Abstract:
Da trent’anni a questa parte, il termine “empatia” è entrato prepotentemente nel nostro vocabolario morale e ha fortemente attirato l’interesse degli studiosi di varie discipline, specialmente quelli di filosofia, psicologia, neuroscienze e neuroetica.
In realtà, sebbene poco valorizzata dalla gnoseologia e dal pensiero morale tradizionali, per lungo tempo condizionati dal primato del lògos, essa aveva iniziato ad acquisire un certo spessore teorico già nei primi del Novecento, grazie all’opera di filosofi come Theodor Lipps, Max Scheler ed Edith Stein.
Il presente lavoro si propone, innanzitutto, di ricostruire e indagare proprio la riflessione di quest’ultima, che è stata la prima fenomenologa a cercare di individuare le caratteristiche essenziali, le modalità e i gradi di attuazione dell’atto empatico.
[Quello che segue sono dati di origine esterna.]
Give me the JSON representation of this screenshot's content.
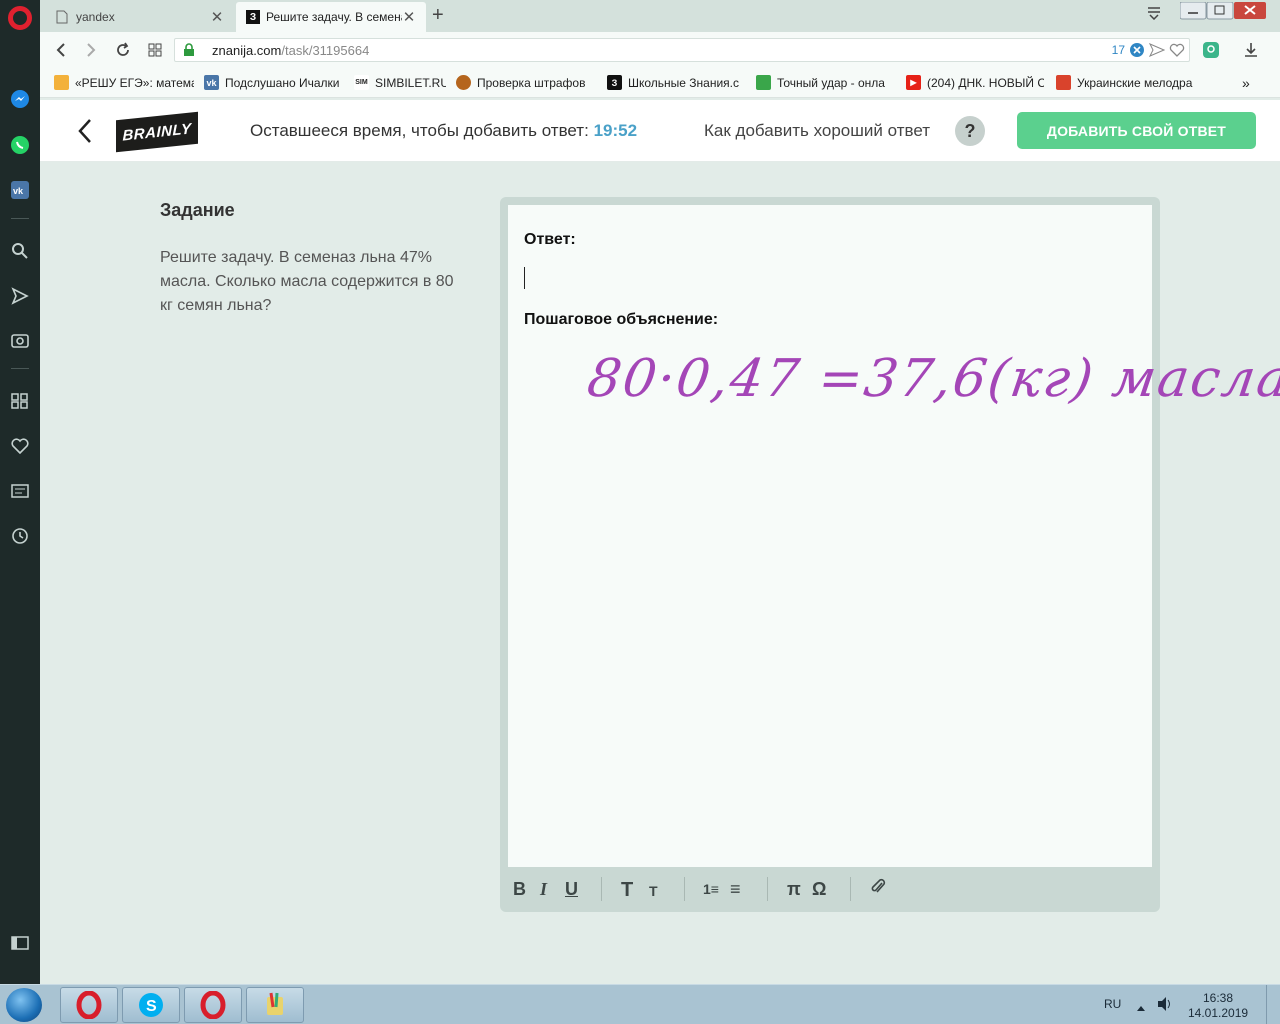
{
  "browser": {
    "tabs": [
      {
        "label": "yandex",
        "icon": "document-icon"
      },
      {
        "label": "Решите задачу. В семена",
        "icon": "znanija-icon"
      }
    ],
    "url": {
      "host": "znanija.com",
      "path": "/task/31195664",
      "count": "17"
    },
    "bookmarks": [
      {
        "label": "«РЕШУ ЕГЭ»: матема",
        "color": "#e07b1a",
        "glyph": "☼"
      },
      {
        "label": "Подслушано Ичалки",
        "color": "#4a76a8",
        "glyph": "vk"
      },
      {
        "label": "SIMBILET.RU",
        "color": "#222222",
        "glyph": "SIM"
      },
      {
        "label": "Проверка штрафов",
        "color": "#b5651d",
        "glyph": "●"
      },
      {
        "label": "Школьные Знания.c",
        "color": "#111111",
        "glyph": "З"
      },
      {
        "label": "Точный удар - онла",
        "color": "#3aa64a",
        "glyph": "✦"
      },
      {
        "label": "(204) ДНК. НОВЫЙ С",
        "color": "#e62117",
        "glyph": "▶"
      },
      {
        "label": "Украинские мелодра",
        "color": "#d9432c",
        "glyph": "A"
      }
    ]
  },
  "header": {
    "logo": "BRAINLY",
    "timer_label": "Оставшееся время, чтобы добавить ответ:",
    "timer_value": "19:52",
    "howto": "Как добавить хороший ответ",
    "help_symbol": "?",
    "add_answer": "ДОБАВИТЬ СВОЙ ОТВЕТ",
    "accent": "#5bd08e"
  },
  "task": {
    "heading": "Задание",
    "text": "Решите задачу. В семеназ льна 47% масла. Сколько масла содержится в 80 кг семян льна?"
  },
  "editor": {
    "answer_label": "Ответ:",
    "explanation_label": "Пошаговое объяснение:",
    "handwriting": "80·0,47 =37,6(кг) масла",
    "toolbar": [
      "B",
      "I",
      "U",
      "T",
      "T",
      "1≡",
      "≡",
      "π",
      "Ω",
      "📎"
    ]
  },
  "taskbar": {
    "lang": "RU",
    "time": "16:38",
    "date": "14.01.2019"
  }
}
E, in secondo luogo, di fare dialogare la sua opera sia con i suoi coevi – anche quelli di tutt’altro indirizzo filosofico – sia con gli sviluppi più recenti della ricerca.
L’intento della trattazione è, infatti, di rendere conto sia della storia della genesi e dello sviluppo del concetto sia della sua complessa stratificazione, nonché del suo valore per approfondire la nostra conoscenza di ciò che è specificamente umano. L’obiettivo fondamentale è, però, di ripensare il rapporto tra empatia e moralità, di dimostrare non solo affinità e differenze, ma anche di profilare la possibilità di un’alleanza tra i principi morali individuati dalla ragione e la dimensione emotiva e affettiva, dischiusa dall’empatia.